Et oui, cela laisse muette
Et la raison, et l'honneur
Au moins, jadis, l'automobile
Avait de la gueule, un style
Comme feu son temps
Encore vivable, pas encore dément
La forme des voitures
Toujours prêtes à tuer
A estropier, à mutiler, à abimer
Ce sont nos cerveaux qui les triturent
Nos cerveaux sont nos voitures
Nos voitures sont nos cerveaux
C'est la même chose
C'est la même cause
C'est laid, sans aucune chaleur
Cela va vite, certes, mais sans aucune saveur
Et vive l'éloge de la lenteur
Pour enfin se parler
Pour pouvoir se rencontrer
La voiture est partout
Et il faut supprimer des espaces, pour la garer
Pour elle, l'homme détruit beaucoup
Et l'architecte lui sacrifie tout, c'est fou!

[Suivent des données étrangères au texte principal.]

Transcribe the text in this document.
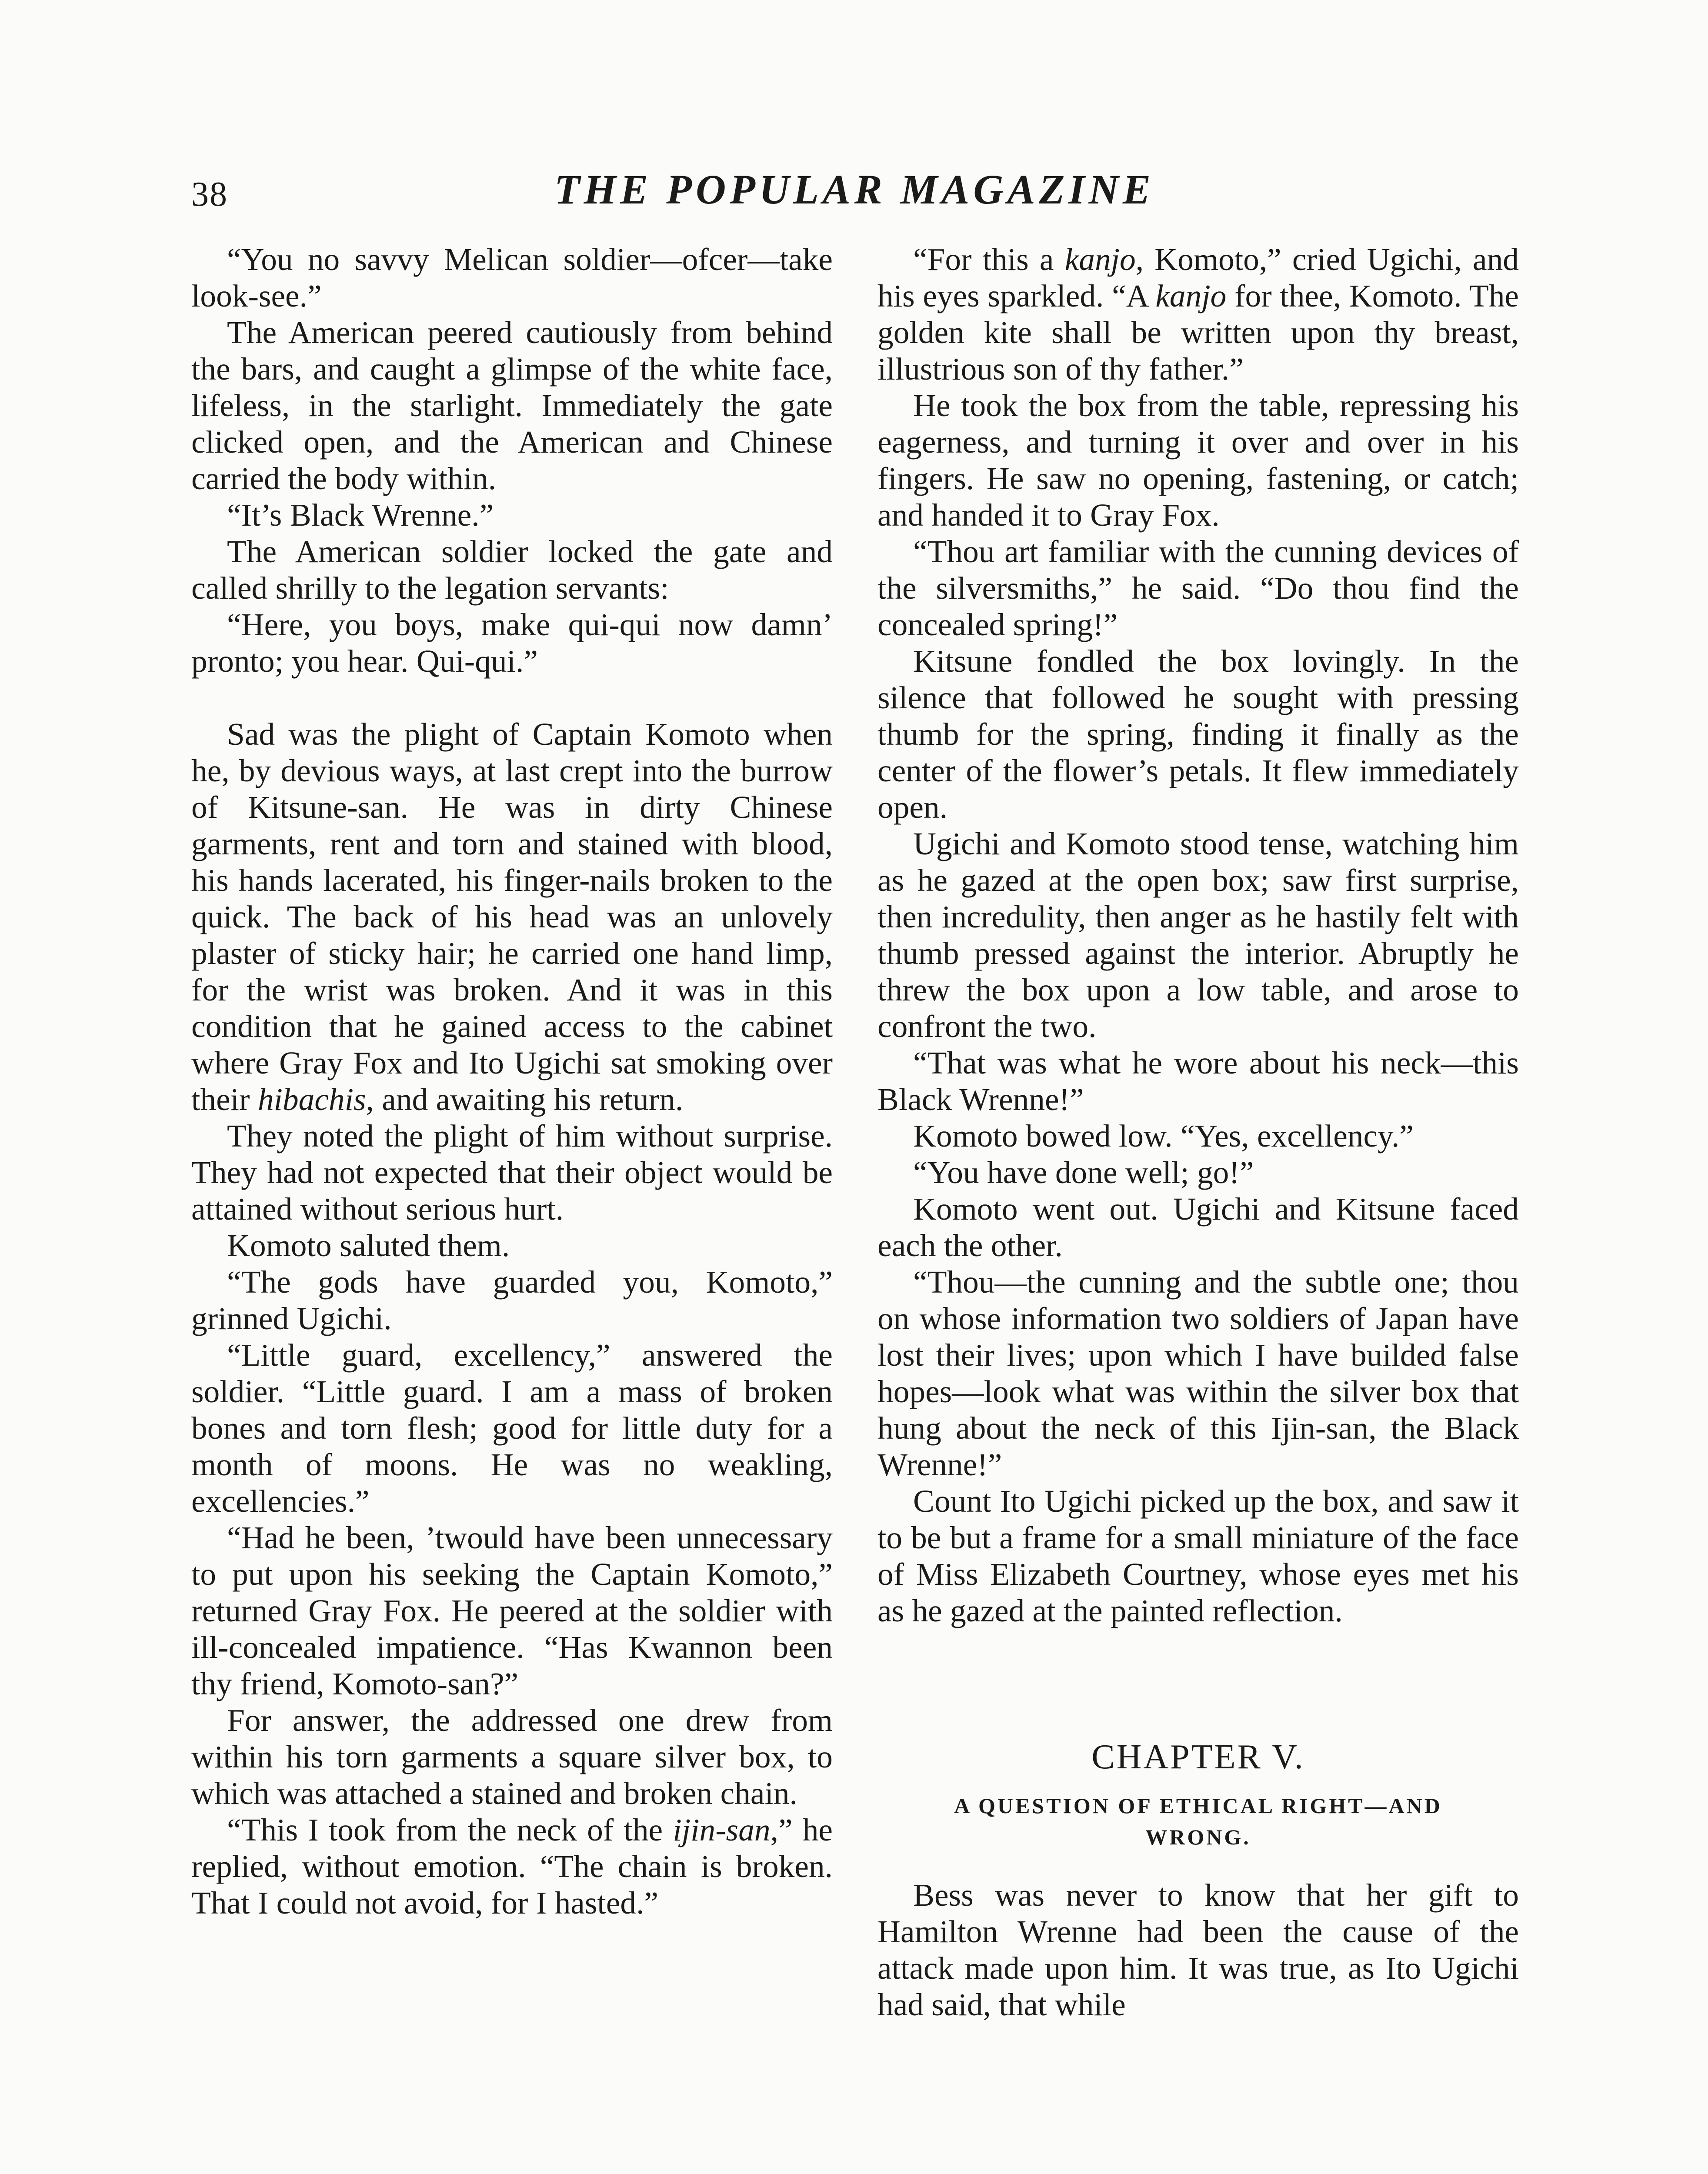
38	THE POPULAR MAGAZINE

“You no savvy Melican soldier—ofcer—take look-see.”

The American peered cautiously from behind the bars, and caught a glimpse of the white face, lifeless, in the starlight. Immediately the gate clicked open, and the American and Chinese carried the body within.

“It’s Black Wrenne.”

The American soldier locked the gate and called shrilly to the legation servants:

“Here, you boys, make qui-qui now damn’ pronto; you hear. Qui-qui.”

Sad was the plight of Captain Komoto when he, by devious ways, at last crept into the burrow of Kitsune-san. He was in dirty Chinese garments, rent and torn and stained with blood, his hands lacerated, his finger-nails broken to the quick. The back of his head was an unlovely plaster of sticky hair; he carried one hand limp, for the wrist was broken. And it was in this condition that he gained access to the cabinet where Gray Fox and Ito Ugichi sat smoking over their hibachis, and awaiting his return.

They noted the plight of him without surprise. They had not expected that their object would be attained without serious hurt.

Komoto saluted them.

“The gods have guarded you, Komoto,” grinned Ugichi.

“Little guard, excellency,” answered the soldier. “Little guard. I am a mass of broken bones and torn flesh; good for little duty for a month of moons. He was no weakling, excellencies.”

“Had he been, ’twould have been unnecessary to put upon his seeking the Captain Komoto,” returned Gray Fox. He peered at the soldier with ill-concealed impatience. “Has Kwannon been thy friend, Komoto-san?”

For answer, the addressed one drew from within his torn garments a square silver box, to which was attached a stained and broken chain.

“This I took from the neck of the ijin-san,” he replied, without emotion. “The chain is broken. That I could not avoid, for I hasted.”

“For this a kanjo, Komoto,” cried Ugichi, and his eyes sparkled. “A kanjo for thee, Komoto. The golden kite shall be written upon thy breast, illustrious son of thy father.”

He took the box from the table, repressing his eagerness, and turning it over and over in his fingers. He saw no opening, fastening, or catch; and handed it to Gray Fox.

“Thou art familiar with the cunning devices of the silversmiths,” he said. “Do thou find the concealed spring!”

Kitsune fondled the box lovingly. In the silence that followed he sought with pressing thumb for the spring, finding it finally as the center of the flower’s petals. It flew immediately open.

Ugichi and Komoto stood tense, watching him as he gazed at the open box; saw first surprise, then incredulity, then anger as he hastily felt with thumb pressed against the interior. Abruptly he threw the box upon a low table, and arose to confront the two.

“That was what he wore about his neck—this Black Wrenne!”

Komoto bowed low. “Yes, excellency.”

“You have done well; go!”

Komoto went out. Ugichi and Kitsune faced each the other.

“Thou—the cunning and the subtle one; thou on whose information two soldiers of Japan have lost their lives; upon which I have builded false hopes—look what was within the silver box that hung about the neck of this Ijin-san, the Black Wrenne!”

Count Ito Ugichi picked up the box, and saw it to be but a frame for a small miniature of the face of Miss Elizabeth Courtney, whose eyes met his as he gazed at the painted reflection.

CHAPTER V.
A QUESTION OF ETHICAL RIGHT—AND
WRONG.

Bess was never to know that her gift to Hamilton Wrenne had been the cause of the attack made upon him. It was true, as Ito Ugichi had said, that while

Patrice Faubert (1998) pouète, peuète, puète, paraphysicien, Pat dit l'invité sur "hiway.fr"


El coche es una cabeza
Un hombre de la cabeza
Dependiendo del año
Tiempos diferentes
El coche es una bola
Una bala
Dependiendo del año
Tiempos diferentes
Todo esto es claro
Pero el coche no le importa
Atención, que el automovilista
¿Quién hace las piernas
Ayuda, este es el automovilista
Nos pone en juego
Su coche es una locura
Él considera que cualquier permiso
Con su carcacha
Debemos estar en guardia
Conducir, él cree que es un dios
Pero, como si bien cantada
Ya en 1965, sin trompeta
Guy Béart, un poco anárquica, y su tiempo
"Ataúd sobre ruedas
Tumba del motor "
Y sí, deja en silencio
Y la razón, y el honor
Al menos una vez, la automoción
Boca tenía un estilo
A medida que el tiempo tarde
Sin embargo, habitable, sin embargo, niega
La forma del coche
Siempre dispuesto a matar
A mutilar, mutilar, dañar a
Es nuestro cerebro que triturar
Nuestros cerebros son nuestros coches
Nuestros coches son nuestros cerebros
Este es el mismo
Esta es la misma causa
Es feo, sin calor
Se va rápido, sí, pero sin sabor
Y la alabanza viva de la lentitud
Para hablar finalmente
Para ser capaz de cumplir
El coche está en todas partes
Y debe quitar los espacios para aparcar
Para ella, el hombre destruye muchas
Y arquitecto sacrifica todo, es una locura!



Patrice Faubert (1998) pouète, peuète, puète, paraphysicien, Pat dijo el invitado en "hiway.fr"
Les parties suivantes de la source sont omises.